On 2024-02-27 9:20 a.m., CAREY SCHUG via cctalk wrote:
It's not a cassette, but the PB-440 (Pitney-Bowes), renamed Raytheon 440 and its upgrade 
the raytheon 520 had a large reel paper tape with a bidirectional read and an 
"operating system"  Load the os, say we want to run fortran, spin down to 
fortran, read the program in on 80 column cards (probably 2 pass, I don'trecall), 
automatically reload the monitor when done, read and execute the program from cards.  
Frequently used programs could be on the OS paper tape reel.

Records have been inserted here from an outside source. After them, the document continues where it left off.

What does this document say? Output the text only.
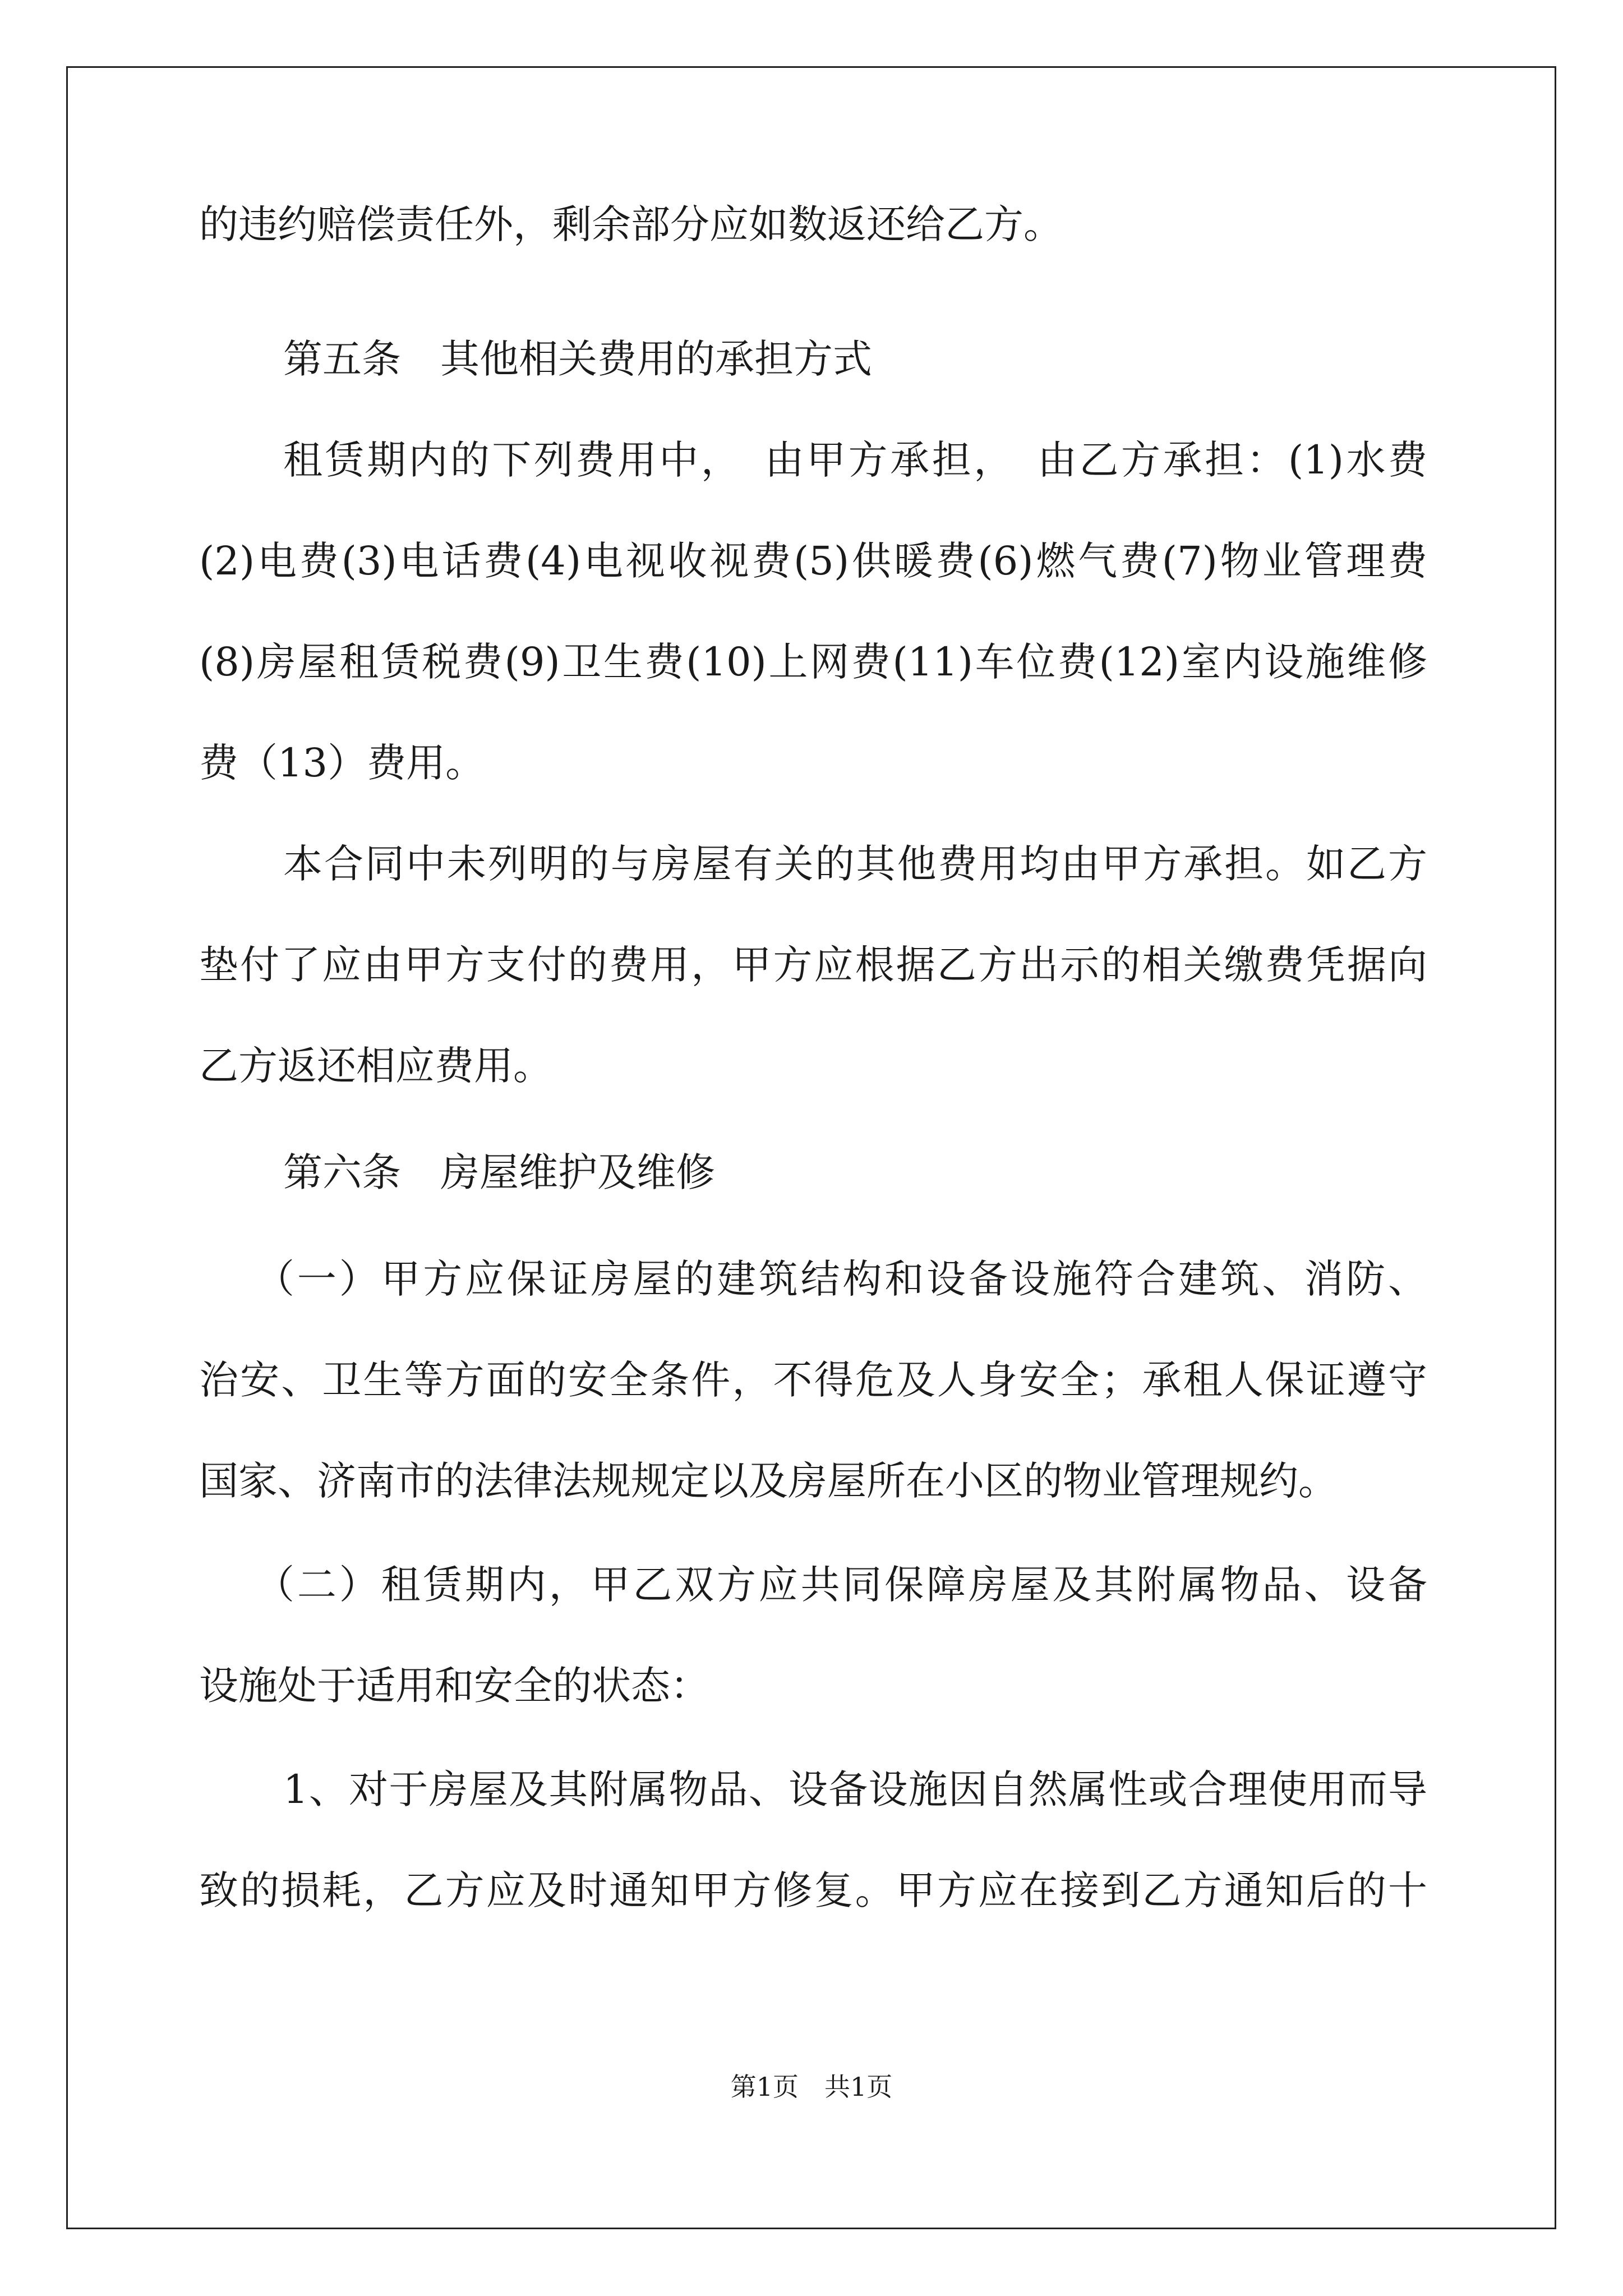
的违约赔偿责任外，剩余部分应如数返还给乙方。
第五条　其他相关费用的承担方式
租赁期内的下列费用中，　由甲方承担，　由乙方承担：(1)水费
(2)电费(3)电话费(4)电视收视费(5)供暖费(6)燃气费(7)物业管理费
(8)房屋租赁税费(9)卫生费(10)上网费(11)车位费(12)室内设施维修
费（13）费用。
本合同中未列明的与房屋有关的其他费用均由甲方承担。如乙方
垫付了应由甲方支付的费用，甲方应根据乙方出示的相关缴费凭据向
乙方返还相应费用。
第六条　房屋维护及维修
（一）甲方应保证房屋的建筑结构和设备设施符合建筑、消防、
治安、卫生等方面的安全条件，不得危及人身安全；承租人保证遵守
国家、济南市的法律法规规定以及房屋所在小区的物业管理规约。
（二）租赁期内，甲乙双方应共同保障房屋及其附属物品、设备
设施处于适用和安全的状态：
1、对于房屋及其附属物品、设备设施因自然属性或合理使用而导
致的损耗，乙方应及时通知甲方修复。甲方应在接到乙方通知后的十
第1页　共1页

btw, that computer was user level microcode.  multiple "machine" definitions, 
with typical 24 bit word, one instruction set optimized for fortran execution, one for 
fortran compilation, etc (don't remember exactly, as I only programmed in the microcode 
of mostly 2 micro instructions per word).

<pre>--Carey</pre>

Where is some document ion on that machine?
I finally got around to building the TTL home-brew computer I wanted from the 1970's and now I need all the goodies like paper tape and i/o that is Algol ready. :)
Ben.
OK I cheated using Cmos 2901's and 22v10's, but that is what I had
to make the PCB layouts easy.I don't think 1 74H04 counts for making it a TTL computer. :)
PS: With low cost Chinese PCB's and vintage parts, why are people not
building real hardware replica's of interesting machines.